Figure from experiment 5 from Investigating Biology through Inquiry


This investigation is designed to introduce you to the study of macromolecules. Proteins, DNA, RNA, and polysaccharides such as starch, glycogen, and cellulose are all macromolecules. Macromolecules are formed by connecting many smaller molecules together. The individual components of a macromolecule are referred to as monomers. Proteins are composed of monomers called amino acids. All amino acids have a carboxyl group, an amino group, and a central or alpha carbon. A side chain, often referred to as an R group, is bonded to the central carbon of each amino acid. Amino acids form polymers when the carboxyl group and amino group of two amino acids form a peptide bond, as shown in Figure 1. Water and a dipeptide are formed in the reaction. More amino acids can be added to the carboxyl group of this dipeptide until a polypeptide is formed.

There are 20 different amino acids that are found in proteins, and each one has a different R-group. These side chains are very important because they impart each amino acid with different characteristics. Amino acids can be characterized as polar, nonpolar, or charged. Charged amino acids are further characterized as acid or basic. Uncharged amino acids can be considered neutral. Aspartic acid is acidic, lysine is basic, and alanine is neutral. The sequence of amino acids that makes up a polypeptide is referred to as the primary structure of the protein. The primary structure determines how the protein will fold, which will determine its function.
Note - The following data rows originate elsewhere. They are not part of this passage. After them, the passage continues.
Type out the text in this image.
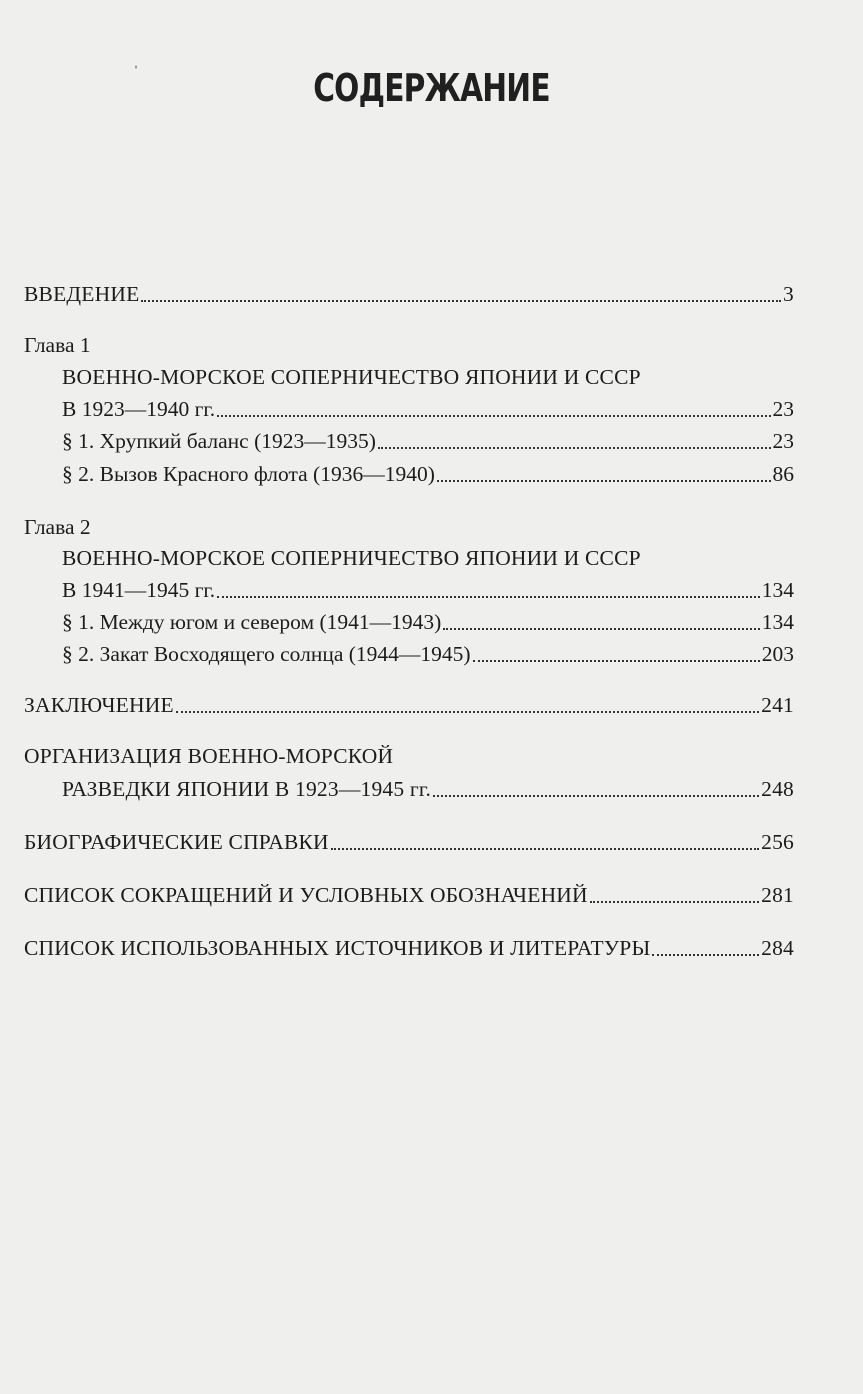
ˈ	СОДЕРЖАНИЕ
ВВЕДЕНИЕ	3
Глава 1
ВОЕННО-МОРСКОЕ СОПЕРНИЧЕСТВО ЯПОНИИ И СССР
В 1923—1940 гг.	23
§ 1. Хрупкий баланс (1923—1935)	23
§ 2. Вызов Красного флота (1936—1940)	86
Глава 2
ВОЕННО-МОРСКОЕ СОПЕРНИЧЕСТВО ЯПОНИИ И СССР
В 1941—1945 гг.	134
§ 1. Между югом и севером (1941—1943)	134
§ 2. Закат Восходящего солнца (1944—1945)	203
ЗАКЛЮЧЕНИЕ	241
ОРГАНИЗАЦИЯ ВОЕННО-МОРСКОЙ
РАЗВЕДКИ ЯПОНИИ В 1923—1945 гг.	248
БИОГРАФИЧЕСКИЕ СПРАВКИ	256
СПИСОК СОКРАЩЕНИЙ И УСЛОВНЫХ ОБОЗНАЧЕНИЙ	281
СПИСОК ИСПОЛЬЗОВАННЫХ ИСТОЧНИКОВ И ЛИТЕРАТУРЫ	284
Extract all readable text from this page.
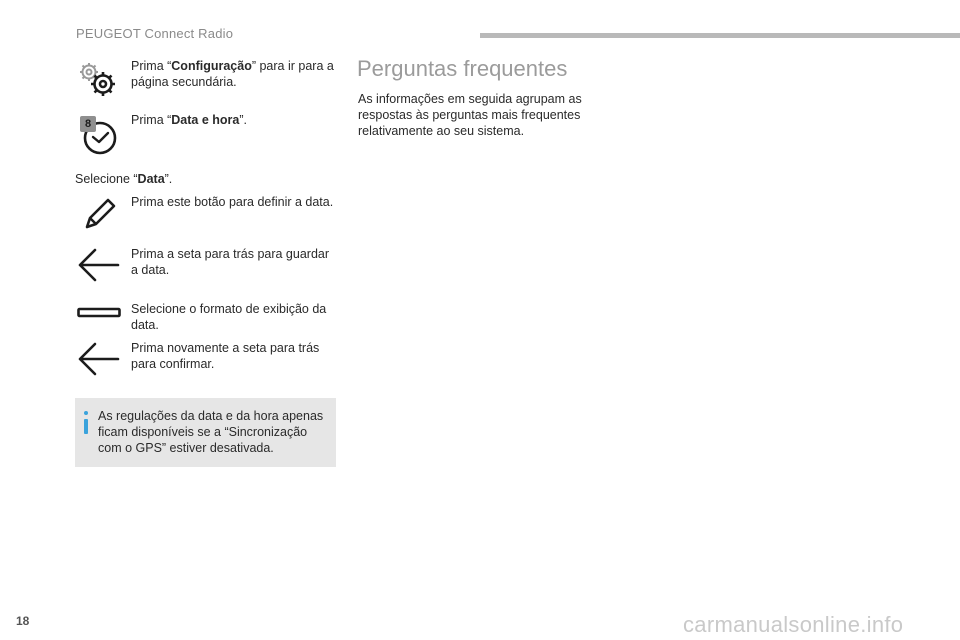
PEUGEOT Connect Radio
Prima “Configuração” para ir para a página secundária.
8	Prima “Data e hora”.
Selecione “Data”.
Prima este botão para definir a data.
Prima a seta para trás para guardar a data.
Selecione o formato de exibição da data.
Prima novamente a seta para trás para confirmar.
As regulações da data e da hora apenas ficam disponíveis se a “Sincronização com o GPS” estiver desativada.
Perguntas frequentes
As informações em seguida agrupam as respostas às perguntas mais frequentes relativamente ao seu sistema.
18	carmanualsonline.info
The shapes within a polypeptide are referred to as the secondary structure. The three dimensional structure of an entire polypeptide is referred to as its tertiary structure.
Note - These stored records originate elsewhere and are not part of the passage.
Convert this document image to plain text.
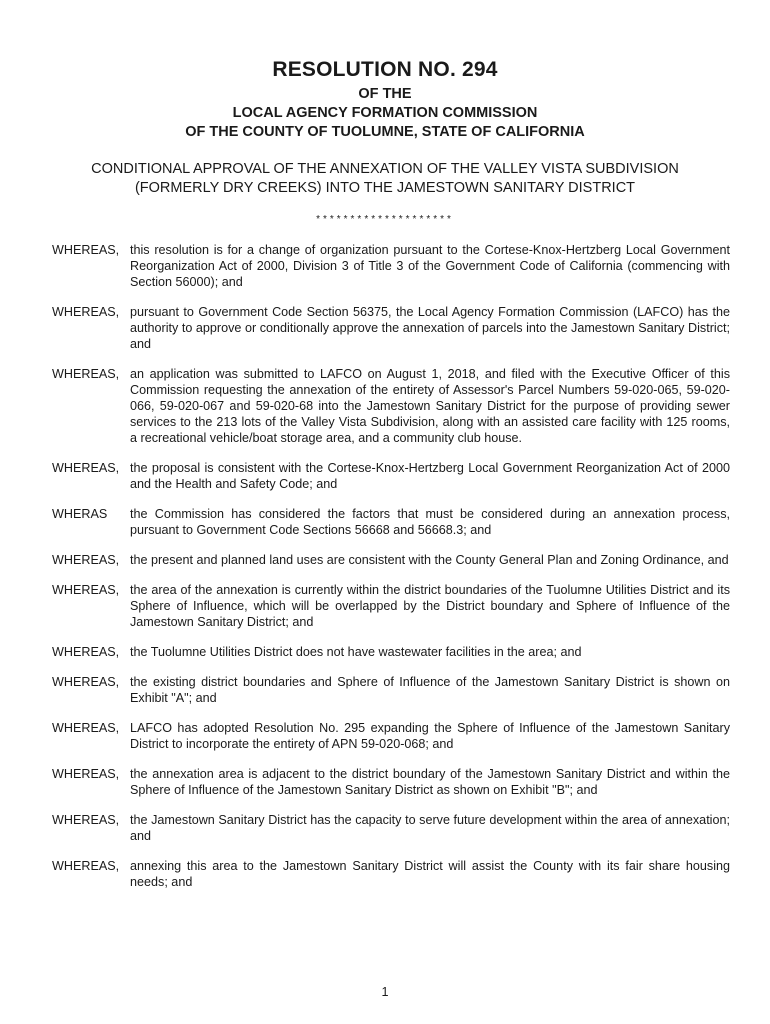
RESOLUTION NO. 294
OF THE
LOCAL AGENCY FORMATION COMMISSION
OF THE COUNTY OF TUOLUMNE, STATE OF CALIFORNIA
CONDITIONAL APPROVAL OF THE ANNEXATION OF THE VALLEY VISTA SUBDIVISION
(FORMERLY DRY CREEKS) INTO THE JAMESTOWN SANITARY DISTRICT
********************
WHEREAS, this resolution is for a change of organization pursuant to the Cortese-Knox-Hertzberg Local Government Reorganization Act of 2000, Division 3 of Title 3 of the Government Code of California (commencing with Section 56000); and
WHEREAS, pursuant to Government Code Section 56375, the Local Agency Formation Commission (LAFCO) has the authority to approve or conditionally approve the annexation of parcels into the Jamestown Sanitary District; and
WHEREAS, an application was submitted to LAFCO on August 1, 2018, and filed with the Executive Officer of this Commission requesting the annexation of the entirety of Assessor's Parcel Numbers 59-020-065, 59-020-066, 59-020-067 and 59-020-68 into the Jamestown Sanitary District for the purpose of providing sewer services to the 213 lots of the Valley Vista Subdivision, along with an assisted care facility with 125 rooms, a recreational vehicle/boat storage area, and a community club house.
WHEREAS, the proposal is consistent with the Cortese-Knox-Hertzberg Local Government Reorganization Act of 2000 and the Health and Safety Code; and
WHERAS the Commission has considered the factors that must be considered during an annexation process, pursuant to Government Code Sections 56668 and 56668.3; and
WHEREAS, the present and planned land uses are consistent with the County General Plan and Zoning Ordinance, and
WHEREAS, the area of the annexation is currently within the district boundaries of the Tuolumne Utilities District and its Sphere of Influence, which will be overlapped by the District boundary and Sphere of Influence of the Jamestown Sanitary District; and
WHEREAS, the Tuolumne Utilities District does not have wastewater facilities in the area; and
WHEREAS, the existing district boundaries and Sphere of Influence of the Jamestown Sanitary District is shown on Exhibit "A"; and
WHEREAS, LAFCO has adopted Resolution No. 295 expanding the Sphere of Influence of the Jamestown Sanitary District to incorporate the entirety of APN 59-020-068; and
WHEREAS, the annexation area is adjacent to the district boundary of the Jamestown Sanitary District and within the Sphere of Influence of the Jamestown Sanitary District as shown on Exhibit "B"; and
WHEREAS, the Jamestown Sanitary District has the capacity to serve future development within the area of annexation; and
WHEREAS, annexing this area to the Jamestown Sanitary District will assist the County with its fair share housing needs; and
1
In the Preliminary Activity, you will use a spectrophotometer and the Bradford protein assay to determine the protein content of milk. The Bradford protein assay is an extremely sensitive assay for protein. The Bradford reagent contains a dye called Coomassie G-250 that can interact with the R‑group of specific amino acids. The dominant protein in milk is called casein, which is composed of 224 amino acids. Thirteen of these amino acids react with the dye in the Bradford reagent. These amino acids include one tryptophan, four arginines, four tyrosines, and four histidines.

When the dye in the Bradford reagent interacts with these specific amino acids it turns the solution blue. The greater the concentration of protein in solution the deeper the color will be. If a set of known protein concentrations are allowed to react with a known concentration of Bradford reagent, we can measure the absorbance of the resulting solutions to create a standard curve. When a graph of absorbance vs. concentration is plotted for the standard solutions, a direct relationship should result. The direct relationship between absorbance and concentration for a solution is known as Beer’s law. To determine the protein concentration of an unknown solution, we can measure its absorbance and see where it falls on the standard curve. Because the relationship is linear, we could also calculate the protein concentration using the formula for the standard curve.
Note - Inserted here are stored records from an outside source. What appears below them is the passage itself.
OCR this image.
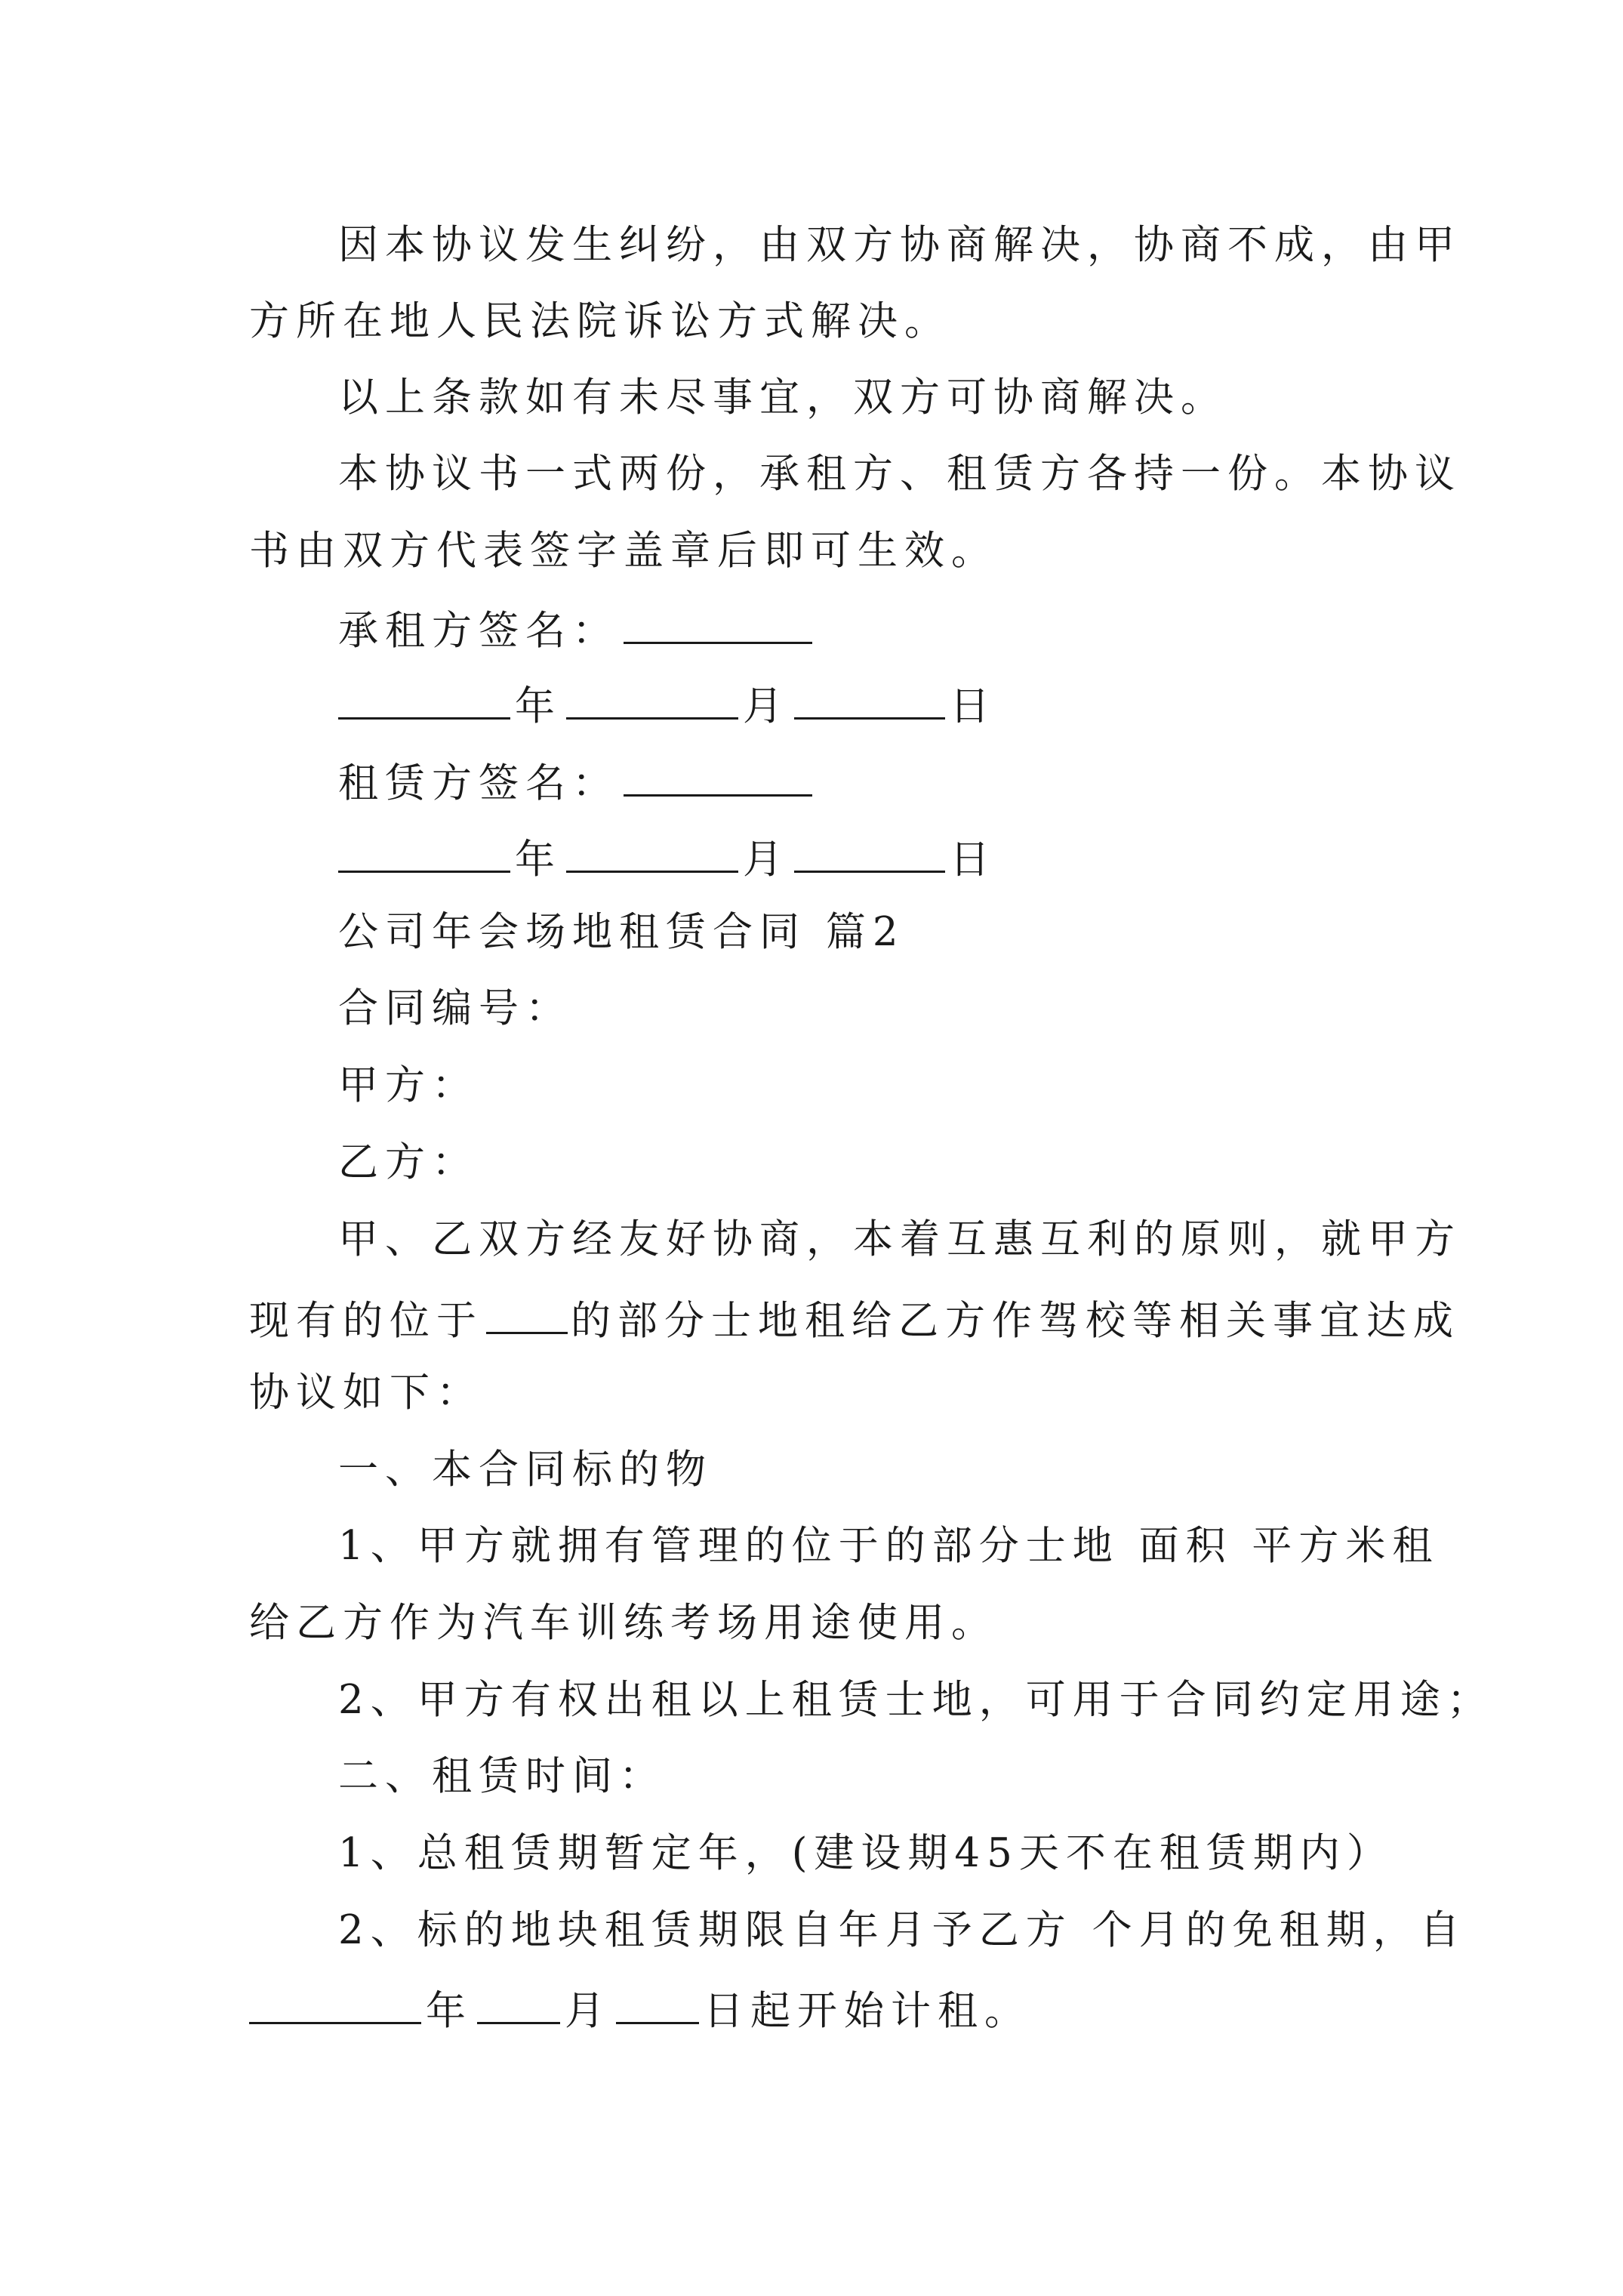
因本协议发生纠纷，由双方协商解决，协商不成，由甲
方所在地人民法院诉讼方式解决。
以上条款如有未尽事宜，双方可协商解决。
本协议书一式两份，承租方、租赁方各持一份。本协议
书由双方代表签字盖章后即可生效。
承租方签名：
年	月	日
租赁方签名：
年	月	日
公司年会场地租赁合同 篇2
合同编号：
甲方：
乙方：
甲、乙双方经友好协商，本着互惠互利的原则，就甲方
现有的位于 的部分士地租给乙方作驾校等相关事宜达成
协议如下：
一、本合同标的物
1、甲方就拥有管理的位于的部分士地 面积 平方米租
给乙方作为汽车训练考场用途使用。
2、甲方有权出租以上租赁士地，可用于合同约定用途；
二、租赁时间：
1、总租赁期暂定年，(建设期45天不在租赁期内）
2、标的地块租赁期限自年月予乙方 个月的免租期，自
年 月 日起开始计租。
After completing the Preliminary Activity, you will first use reference sources to find out more about protein before you choose and investigate a researchable question. Some topics to consider in your reference search are:

  • macromolecule
  • protein
  • monomer
  • polymer
  • amino acid
  • alpha carbon
  • carboxyl group
  • primary structure
  • amino group
  • R group
  • peptide bond
  • polypeptide
  • Bradford protein assay
  • Beer’s law

Sensors and Equipment

This investigation features the following Vernier sensors and equipment.

Additional Requirements

You may also need an interface and software for data collection. What do I need for data collection?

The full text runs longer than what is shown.